Selbst erlebte Beispiele. Da schätze ich mal so ein, dass wir es unseren Kindern teilweise sehr leicht machen. Ich arbeite in einem Kollegium, wo fast alle Kinder haben. Da ist oft das Thema Kinder beschützen. Kinder werden vor allem und jedem beschützt. Vor einem bösen Lehrer, einer bösen Stiefmutter. Einem unmöglichen Busfahrer. Sie können nicht mehr im Regen heimkommen. Sie müssen sofort was zu essen haben und dazu auch noch spezielle Sachen. Sie können und wollen nicht alles essen. Dürfen dieses und jenes nicht essen, sollen abnehmen, zunehmen.
Alles Originalschilderungen.
Manchmal fällt es mir da schwer, nichts zu zu sagen. Sicher, Kinder brauchen unsere Unterstützung. Doch ich finde, sie können auch manches schon selbst regeln. Sie können selbst dem Sportlehrer sagen, dass sie jeden Montag ihren Bus verpassen, weil er sie immer zu spät aus der Sporthalle gehen lässt. Erst wenn das nicht fruchtet, kann ein Elternteil sich einklinken. Ich hab das meist so gehalten, dass ich meine Kinder gefragt habe, soll ich was sagen oder kriegst du das hin?
Ich versuche meine Kinder da nicht abzuwimmeln. Ein Bus später bedeutete manchmal zwei Stunden Wartezeit zu einer dreiviertel Stunde Fahrzeit. Hab aber definitiv nicht die Lust, sie abzuholen wegen solcher Dilemmas.

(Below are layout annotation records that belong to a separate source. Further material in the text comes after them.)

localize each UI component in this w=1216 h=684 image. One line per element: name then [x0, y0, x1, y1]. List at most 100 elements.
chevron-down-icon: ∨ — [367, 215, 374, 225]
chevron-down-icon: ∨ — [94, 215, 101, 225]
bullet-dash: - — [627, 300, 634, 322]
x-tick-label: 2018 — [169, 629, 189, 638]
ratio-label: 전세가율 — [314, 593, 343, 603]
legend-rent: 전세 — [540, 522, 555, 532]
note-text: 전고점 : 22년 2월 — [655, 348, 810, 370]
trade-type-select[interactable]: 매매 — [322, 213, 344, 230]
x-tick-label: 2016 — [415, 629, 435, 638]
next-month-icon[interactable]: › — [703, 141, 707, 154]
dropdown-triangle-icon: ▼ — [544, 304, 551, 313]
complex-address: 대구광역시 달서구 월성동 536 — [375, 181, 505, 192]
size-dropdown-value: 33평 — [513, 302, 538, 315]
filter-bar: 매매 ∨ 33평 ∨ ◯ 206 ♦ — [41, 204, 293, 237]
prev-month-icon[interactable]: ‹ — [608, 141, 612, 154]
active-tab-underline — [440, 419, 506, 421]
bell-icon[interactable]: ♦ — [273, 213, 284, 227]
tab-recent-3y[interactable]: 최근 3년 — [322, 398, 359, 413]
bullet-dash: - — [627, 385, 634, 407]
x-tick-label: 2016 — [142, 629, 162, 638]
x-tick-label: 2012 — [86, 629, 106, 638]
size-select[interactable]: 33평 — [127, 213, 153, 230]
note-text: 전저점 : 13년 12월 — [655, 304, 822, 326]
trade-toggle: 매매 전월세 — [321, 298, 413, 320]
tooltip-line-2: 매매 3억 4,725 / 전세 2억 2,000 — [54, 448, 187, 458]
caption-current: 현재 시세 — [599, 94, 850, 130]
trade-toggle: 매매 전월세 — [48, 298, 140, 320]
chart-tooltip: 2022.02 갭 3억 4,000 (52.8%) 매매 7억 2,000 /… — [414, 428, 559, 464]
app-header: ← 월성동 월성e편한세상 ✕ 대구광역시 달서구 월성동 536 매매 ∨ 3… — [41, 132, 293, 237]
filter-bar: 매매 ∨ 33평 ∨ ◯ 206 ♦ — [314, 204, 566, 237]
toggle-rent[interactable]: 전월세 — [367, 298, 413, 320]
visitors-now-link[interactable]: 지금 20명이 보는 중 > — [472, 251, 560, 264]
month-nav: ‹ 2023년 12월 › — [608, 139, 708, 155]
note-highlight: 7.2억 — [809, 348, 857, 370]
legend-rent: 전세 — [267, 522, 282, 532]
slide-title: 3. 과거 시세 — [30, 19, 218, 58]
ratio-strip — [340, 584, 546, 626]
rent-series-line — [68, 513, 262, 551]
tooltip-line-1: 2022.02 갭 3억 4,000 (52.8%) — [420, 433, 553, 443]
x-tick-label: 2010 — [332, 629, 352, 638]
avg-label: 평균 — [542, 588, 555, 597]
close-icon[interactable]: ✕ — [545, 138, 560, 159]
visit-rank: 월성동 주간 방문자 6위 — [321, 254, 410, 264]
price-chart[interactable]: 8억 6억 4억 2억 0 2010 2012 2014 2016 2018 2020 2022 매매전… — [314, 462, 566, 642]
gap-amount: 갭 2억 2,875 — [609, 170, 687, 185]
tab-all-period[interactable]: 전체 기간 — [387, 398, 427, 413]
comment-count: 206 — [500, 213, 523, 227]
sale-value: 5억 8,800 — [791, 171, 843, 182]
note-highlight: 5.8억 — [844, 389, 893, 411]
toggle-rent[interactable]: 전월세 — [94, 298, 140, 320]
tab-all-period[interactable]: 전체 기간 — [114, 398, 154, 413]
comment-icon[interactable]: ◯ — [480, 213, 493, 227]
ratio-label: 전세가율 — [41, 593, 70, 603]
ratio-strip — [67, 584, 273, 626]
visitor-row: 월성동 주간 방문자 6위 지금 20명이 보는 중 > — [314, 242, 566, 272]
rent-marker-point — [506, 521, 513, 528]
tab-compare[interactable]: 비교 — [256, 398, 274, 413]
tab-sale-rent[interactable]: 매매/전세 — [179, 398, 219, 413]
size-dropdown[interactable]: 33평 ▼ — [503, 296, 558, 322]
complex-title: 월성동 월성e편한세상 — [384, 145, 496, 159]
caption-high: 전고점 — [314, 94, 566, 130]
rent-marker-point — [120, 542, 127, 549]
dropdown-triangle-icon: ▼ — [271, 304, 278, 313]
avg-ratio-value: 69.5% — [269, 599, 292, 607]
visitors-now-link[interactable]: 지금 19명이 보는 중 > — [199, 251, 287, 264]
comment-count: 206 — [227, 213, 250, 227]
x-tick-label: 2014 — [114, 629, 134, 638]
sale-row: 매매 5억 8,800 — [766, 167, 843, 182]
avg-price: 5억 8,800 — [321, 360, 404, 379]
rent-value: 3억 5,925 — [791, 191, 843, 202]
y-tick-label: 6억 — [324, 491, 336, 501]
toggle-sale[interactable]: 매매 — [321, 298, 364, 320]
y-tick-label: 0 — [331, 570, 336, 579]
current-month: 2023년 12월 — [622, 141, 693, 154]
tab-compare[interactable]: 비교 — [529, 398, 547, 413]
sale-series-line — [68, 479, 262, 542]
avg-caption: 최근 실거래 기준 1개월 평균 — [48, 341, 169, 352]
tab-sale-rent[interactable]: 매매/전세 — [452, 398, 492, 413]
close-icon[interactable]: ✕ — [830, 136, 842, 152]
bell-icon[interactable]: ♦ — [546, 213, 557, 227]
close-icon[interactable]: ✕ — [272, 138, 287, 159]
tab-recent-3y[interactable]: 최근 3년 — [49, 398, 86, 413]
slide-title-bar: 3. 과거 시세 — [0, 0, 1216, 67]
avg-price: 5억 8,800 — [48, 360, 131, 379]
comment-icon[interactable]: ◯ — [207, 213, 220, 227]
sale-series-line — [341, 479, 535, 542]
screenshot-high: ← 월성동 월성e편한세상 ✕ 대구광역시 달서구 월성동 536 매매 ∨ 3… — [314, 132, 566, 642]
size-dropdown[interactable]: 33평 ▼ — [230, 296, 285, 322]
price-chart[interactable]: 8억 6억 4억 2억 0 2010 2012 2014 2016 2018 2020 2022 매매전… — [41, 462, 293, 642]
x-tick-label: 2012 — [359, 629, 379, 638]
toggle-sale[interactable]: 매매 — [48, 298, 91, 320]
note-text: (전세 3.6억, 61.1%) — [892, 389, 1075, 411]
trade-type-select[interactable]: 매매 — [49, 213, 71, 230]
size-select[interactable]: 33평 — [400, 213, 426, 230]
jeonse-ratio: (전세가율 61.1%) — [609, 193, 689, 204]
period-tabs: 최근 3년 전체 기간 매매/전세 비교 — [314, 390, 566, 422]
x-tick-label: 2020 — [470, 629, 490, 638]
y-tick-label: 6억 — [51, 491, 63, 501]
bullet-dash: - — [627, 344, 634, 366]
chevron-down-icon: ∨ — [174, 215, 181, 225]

Manches Gejappel, hab Hunger, hab ich beendet, indem wir zusammen was gekocht haben. Es gibt x schnelle Gerichte und gute Vorratshaltung. Da kann man ausnahmsweise was zaubern. Ja, manchmal bin ich auch etwas ''gemein''. Mir bruzzelt auch keiner mein Essen, bloss weil ich um 17 Uhr erst heimkomme.
Was dann gut ist, dass ist finde ich abhängig vom Lebensalter der Kinder. Klar lasse ich eine 8-jährige nicht irgendwo rumirren. Logo. Ein 15-jähriger, der einen Bus verpasst hat, der kann schon mal ein wenig warten.
Ich finde, die Kinder und Jugendlichen stellen sich auch darauf ein, wie ihre Eltern sich verhalten. Sie wollen meist keine langen Reden, warum dieses oder jenes nicht machbar ist. Mir reicht es, dass sie akzeptieren, dass manches nicht möglich ist. Oder zu teuer oder zu bequem.